Ian Malcolm and GMOs
As background, I’m not one of those anti-science anti-GMO activists who think that GMOs are going to kill us all in some unspecified genetically-engineered bioapocalypse. But neither am I some breathless biotech cheerleader who thinks that GMOs are the only way to prevent a world population crash due to global mass starvation and that anyone who opposes GMOs is de facto anti-science. (For one thing, the simple Malthusian model that predicts unlimited exponential growth until resources run out is unrealistic. Verhulst’s sigmoidal curve from the logistic equation is a more realistic way to model population growth, but that never really enters into arguments on Facebook anyway.)
But regardless of how you feel about GMOs, it’s really not a far stretch to imagine that life will find a way around genetically engineered defenses.
Worm Now Thrives in GMO Corn Designed to Kill It, Study Says • 2014 Mar 18 • Newsweek (via A. Scoble)
One of industrial agriculture’s biggest GMO crops may have just backfired. Scientists have confirmed that corn-destroying rootworms have evolved to be resistant to the Bt corn engineered to kill them.

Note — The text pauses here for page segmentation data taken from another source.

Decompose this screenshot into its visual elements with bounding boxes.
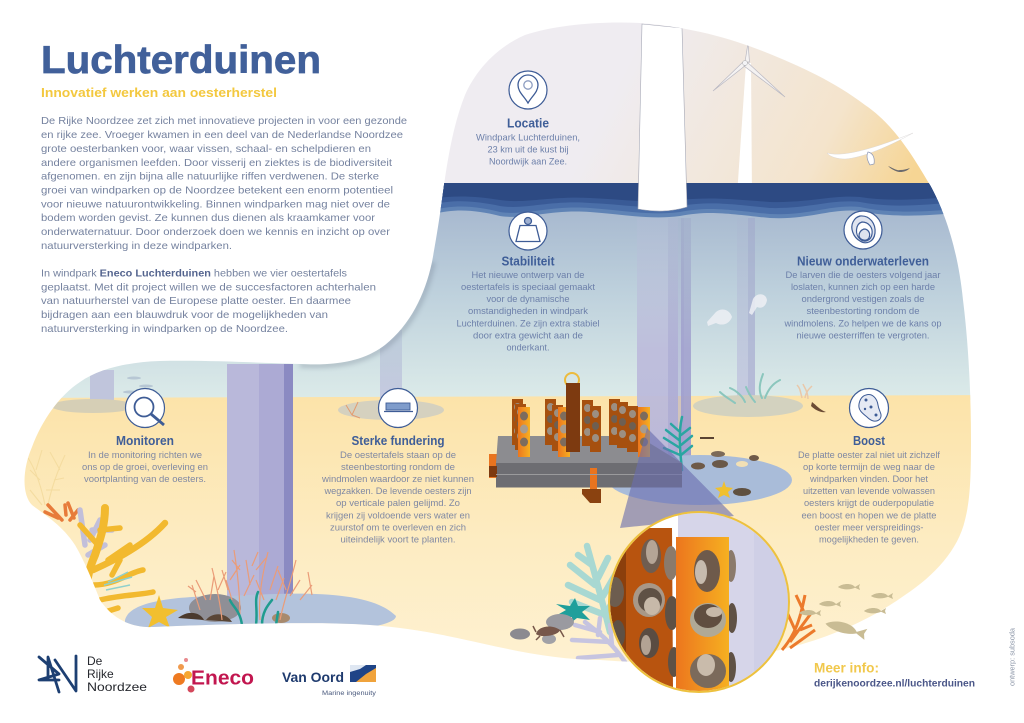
teal starfish [556,598,590,621]
text: mogelijkheden te geven. [819,534,919,544]
logo balls [173,658,194,692]
text: oestertafels is speciaal gemaakt [461,281,595,292]
text: steenbestorting rondom de [341,461,455,472]
text: 23 km uit de kust bij [488,144,568,154]
second paragraph: natuurversterking in windparken op de Noordzee. [41,323,288,335]
logo: De Rijke Noordzee: Rijke [87,667,114,681]
green seaweed [230,592,278,625]
bottom left rock bed [125,594,396,628]
far left rock bed [53,399,126,413]
intro paragraph: natuurversterking in deze windparken. [41,240,232,252]
text: voor de dynamische [486,293,570,304]
text: De platte oester zal niet uit zichzelf [798,449,940,460]
text: Windpark Luchterduinen, [476,132,580,142]
panel: Stabiliteit [456,212,600,352]
icon: foundation [378,388,418,428]
orange coral right [782,595,815,650]
text: krijgen zij voldoende vers water en [326,510,470,520]
text [476,132,580,166]
oyster right 2 [690,603,726,637]
logo wordmark: De [87,654,103,668]
middle rock bed with coral [338,400,444,420]
text: door extra gewicht aan de [473,330,583,340]
orange coral left [45,503,78,520]
oyster right 1 [694,550,720,592]
panel: Sterke fundering [321,388,474,544]
intro paragraph: De Rijke Noordzee zet zich met innovatieve projecten in voor een gezonde [41,115,407,127]
teal frond [664,417,692,470]
intro paragraph: en rijke zee. Vroeger kwamen in een deel van de Nederlandse Noordzee [41,129,403,141]
icon: oyster [850,388,888,428]
logo mark [39,656,76,692]
fish school [799,584,893,640]
text: nieuwe oesterriffen te vergroten. [796,330,930,340]
main pillar underwater [637,218,691,478]
yellow starfish [142,595,178,628]
table front [496,463,682,488]
lavender leaves [80,510,112,555]
text: windparken vinden. Door het [809,473,928,484]
text [82,449,208,484]
logo: Van Oord [282,665,377,697]
heading: Locatie [507,116,549,130]
icon: magnifier [126,388,164,428]
text: oester meer verspreidings- [814,522,924,532]
intro paragraph: voor nieuwe natuurontwikkeling. Binnen windparken mag niet over de [41,198,390,210]
far pillars [90,218,755,402]
icon: weight [509,212,547,250]
text: oesters krijgt de ouderpopulatie [804,497,934,508]
text [798,449,940,544]
intro paragraph: andere organismen leefden. Door visserij en ziektes is de biodiversiteit [41,157,392,169]
logo tagline: Marine ingenuity [322,690,377,697]
text [784,269,942,340]
seagulls [827,133,913,172]
panel: Locatie [476,71,580,166]
school of fish background [123,376,153,394]
orange column [676,537,729,697]
text: Noordwijk aan Zee. [489,156,567,166]
table top [496,436,682,463]
text: ons op de groei, overleving en [82,461,208,472]
intro paragraph: bodem worden gevist. Ze kunnen dus dienen als kraamkamer voor [41,212,376,224]
text [456,269,600,352]
rear oysters [664,546,676,580]
text: In de monitoring richten we [88,449,202,460]
logo: De Rijke Noordzee: Noordzee [87,680,147,694]
far wind turbine [712,46,786,183]
jellyfish [707,294,767,326]
main tower above water [638,24,687,211]
text: uitzetten van levende volwassen [803,485,935,496]
pale teal frond [568,546,622,632]
table feet back [489,454,497,478]
text: windmolen waardoor ze niet kunnen [321,473,474,484]
sea surface waves [430,183,990,218]
text: Het nieuwe ontwerp van de [472,269,584,280]
second paragraph [41,268,376,335]
subtitle: Innovatief werken aan oesterherstel [41,85,277,100]
starfish [715,481,733,498]
front foot [489,466,682,503]
second paragraph: In windpark Eneco Luchterduinen hebben we vier oestertafels [41,268,347,280]
oyster table [489,373,682,503]
rock bed around main pillar [608,455,792,505]
logo wordmark: Van Oord [282,669,344,685]
text: steenbestorting rondom de [806,305,920,316]
intro paragraph: grote oesterbanken voor, waar vissen, schaal- en schelpdieren en [41,143,371,155]
pale coral left [28,450,65,505]
oyster right 3 [690,654,726,688]
oysters on rock bed [691,438,759,496]
far left dark column [610,548,628,656]
second paragraph: geplaatst. Met dit project willen we de succesfactoren achterhalen [41,282,376,294]
text: loslaten, kunnen zich op een harde [791,281,935,292]
text: omstandigheden in windpark [468,305,588,316]
circle ring [609,512,789,692]
yellow coral [80,508,165,622]
panel: Monitoren [82,388,208,484]
lavender frond [572,618,625,662]
panel: Boost [798,388,940,544]
text: ondergrond vestigen zoals de [802,293,924,304]
text: uiteindelijk voort te planten. [340,534,456,544]
magnified oyster column circle [608,511,790,693]
logo wordmark: Eneco [191,668,254,690]
intro paragraph: groei van windparken op de Noordzee betekent een enorm potentieel [41,184,393,196]
text: De larven die de oesters volgend jaar [786,269,940,280]
left foreground pillar [227,364,293,609]
sandy sea floor [24,395,971,662]
heading: Stabiliteit [502,254,555,268]
icon: location pin [509,71,547,109]
right rock bed with seaweed [693,374,803,417]
title: Luchterduinen [41,39,321,82]
second paragraph: bijdragen aan een blauwdruk voor de mogelijkheden van [41,309,328,321]
text: onderkant. [506,342,550,352]
shadow of white panel [300,262,433,365]
heading: Nieuw onderwaterleven [797,254,929,268]
sky [444,22,929,183]
intro paragraph: afgenomen. en zijn bijna alle natuurlijke riffen verdwenen. De sterke [41,170,379,182]
text: windmolens. Zo helpen we de kans op [784,318,942,328]
text [321,449,474,544]
oyster left 2 [633,583,665,617]
icon: shell [844,211,882,249]
columns with oysters [512,399,650,457]
central handle post [565,373,580,452]
text: voortplanting van de oesters. [84,473,206,484]
second paragraph: van natuurherstel van de Europese platte oester. En daarmee [41,295,351,307]
intro paragraph: onderwaternatuur. Door onderzoek doen we kennis en inzicht op over [41,226,391,238]
text: De oestertafels staan op de [340,449,456,460]
text: op korte termijn de weg naar de [803,461,935,472]
underwater [60,200,970,400]
oyster left 1 [641,539,661,573]
logo flag [350,665,376,682]
text: wegzakken. De levende oesters zijn [324,485,472,496]
heading: Monitoren [116,434,174,448]
heading: Boost [853,434,886,448]
text: zuurstof om te overleven en zich [330,522,466,532]
text: Luchterduinen. Ze zijn extra stabiel [456,318,600,328]
logo: Eneco [173,658,254,692]
logo: De Rijke Noordzee [39,654,147,694]
design credit: ontwerp: subsoda [1010,628,1016,686]
rocks and crab [510,614,574,644]
coral and lobster right [797,384,826,412]
more info heading: Meer info: [814,660,879,676]
more info url: derijkenoordzee.nl/luchterduinen [814,678,975,690]
text: een boost en hopen we de platte [802,510,936,520]
salmon branching coral [188,550,312,620]
text: op verticale palen gelijmd. Zo [336,497,460,508]
panel: Nieuw onderwaterleven [784,211,942,340]
heading: Sterke fundering [352,434,444,448]
oyster left 3 [639,628,659,658]
lavender background [678,513,765,686]
teal tuft [104,572,132,590]
magnification beam [620,428,734,528]
intro paragraph [41,115,407,252]
brown column [626,528,673,690]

Of course, this isn’t necessarily a disaster for biotech companies. They can probably cheaply and easily create a new variant of resistant corn with a trivially different defense mechanism, patent it, and charge big bucks, with the oft-heard claim that they need to make a return on their R&D investment (reminiscent of the way some pharmaceutical companies have taken racemic drugs that are now off-patent, purified the active enantiomer, and re-patented the enantiomer) and wait for nature to quickly work around that defense, too. Lather, rinse, repeat. It’s a great business model!